Two common retirement plans are Roth IRAs and IRAs. The accounts differ based on how they are taxed. Investments in Roth IRAs are made with after-tax dollars, meaning they grow tax-free and withdrawals in retirement are also tax-free after age 59.5. IRA contributions grow tax-deferred and then they’re taxed when money is withdrawn after age 59.5.
Certain workplaces also offer employer-sponsored plans, like 401(k) and 403(b) plans.
“Many employers match a portion of their employees’ workplace retirement plan contributions. If your company offers a retirement plan with a match, consider taking advantage of this,” said Stephens. “If you can, contribute at least the maximum amount that your employer will match. You don’t want to leave any money on the table.”
According to Stephens, one of the biggest obstacles to investing in retirement is thinking that it requires a lot of money to get started. This, along with believing retirement is in the distant future, is a misconception.
Contributions to retirement accounts vary between people and are dependent on their current financial situation. However, consistency is key, according to Stephens. Whether big or small investments, it’s important to make them regularly.

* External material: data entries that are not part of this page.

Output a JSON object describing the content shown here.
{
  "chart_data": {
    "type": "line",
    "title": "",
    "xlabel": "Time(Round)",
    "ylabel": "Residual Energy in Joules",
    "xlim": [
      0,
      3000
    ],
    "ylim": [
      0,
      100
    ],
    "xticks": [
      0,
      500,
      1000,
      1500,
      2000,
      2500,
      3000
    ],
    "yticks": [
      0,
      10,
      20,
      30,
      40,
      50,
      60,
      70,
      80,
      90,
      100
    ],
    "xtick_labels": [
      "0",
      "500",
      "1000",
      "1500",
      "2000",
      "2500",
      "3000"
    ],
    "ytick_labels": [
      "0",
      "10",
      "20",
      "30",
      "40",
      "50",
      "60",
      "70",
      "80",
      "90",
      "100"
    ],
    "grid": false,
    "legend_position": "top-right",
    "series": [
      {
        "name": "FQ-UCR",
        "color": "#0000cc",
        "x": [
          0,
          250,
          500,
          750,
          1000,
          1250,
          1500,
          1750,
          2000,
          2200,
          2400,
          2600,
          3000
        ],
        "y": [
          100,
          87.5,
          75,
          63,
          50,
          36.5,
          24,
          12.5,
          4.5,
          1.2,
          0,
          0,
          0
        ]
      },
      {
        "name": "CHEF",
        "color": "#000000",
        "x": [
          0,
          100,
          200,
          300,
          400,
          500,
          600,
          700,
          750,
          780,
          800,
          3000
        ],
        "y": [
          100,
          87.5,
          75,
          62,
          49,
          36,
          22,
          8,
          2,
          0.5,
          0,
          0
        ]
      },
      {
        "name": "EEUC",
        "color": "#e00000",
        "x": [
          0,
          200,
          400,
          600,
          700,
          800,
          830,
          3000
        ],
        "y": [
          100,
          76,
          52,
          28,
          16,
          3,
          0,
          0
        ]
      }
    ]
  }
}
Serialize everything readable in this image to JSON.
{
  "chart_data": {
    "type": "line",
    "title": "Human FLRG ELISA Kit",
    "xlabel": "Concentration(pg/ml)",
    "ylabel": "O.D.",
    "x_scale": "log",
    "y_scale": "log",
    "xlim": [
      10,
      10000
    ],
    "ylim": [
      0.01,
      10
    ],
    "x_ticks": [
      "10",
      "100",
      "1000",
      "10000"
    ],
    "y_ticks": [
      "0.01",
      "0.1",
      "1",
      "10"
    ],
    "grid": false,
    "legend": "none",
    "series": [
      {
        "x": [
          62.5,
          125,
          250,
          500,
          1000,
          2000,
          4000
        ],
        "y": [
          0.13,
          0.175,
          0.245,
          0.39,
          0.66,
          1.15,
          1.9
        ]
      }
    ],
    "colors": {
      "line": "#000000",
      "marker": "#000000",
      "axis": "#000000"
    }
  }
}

“Consider contributing as much as you can to your retirement accounts. If you can increase your contribution rate automatically every year that might be a good idea,” said Stephens. “It can be easier to contribute more when the increases occur automatically.”
When forming a retirement plan, Stephens encouraged people to think about the lifestyle they want to live when they retire, where they’d like to live and what their expenses will look like. This can help them set goals to personalize their plan.
It can also be helpful to employ the help of a financial advisor.
“For some people, working with an advisor can be beneficial. An advisor can sit down with you to outline your goals and help you create a customized plan to work toward them,” said Stephens. “You should check in on your plan with your advisor on a regular basis to see how you’re tracking toward your goals and to adjust your strategy when your life or priorities change.”
Megan Sayles is a Report for America corps member.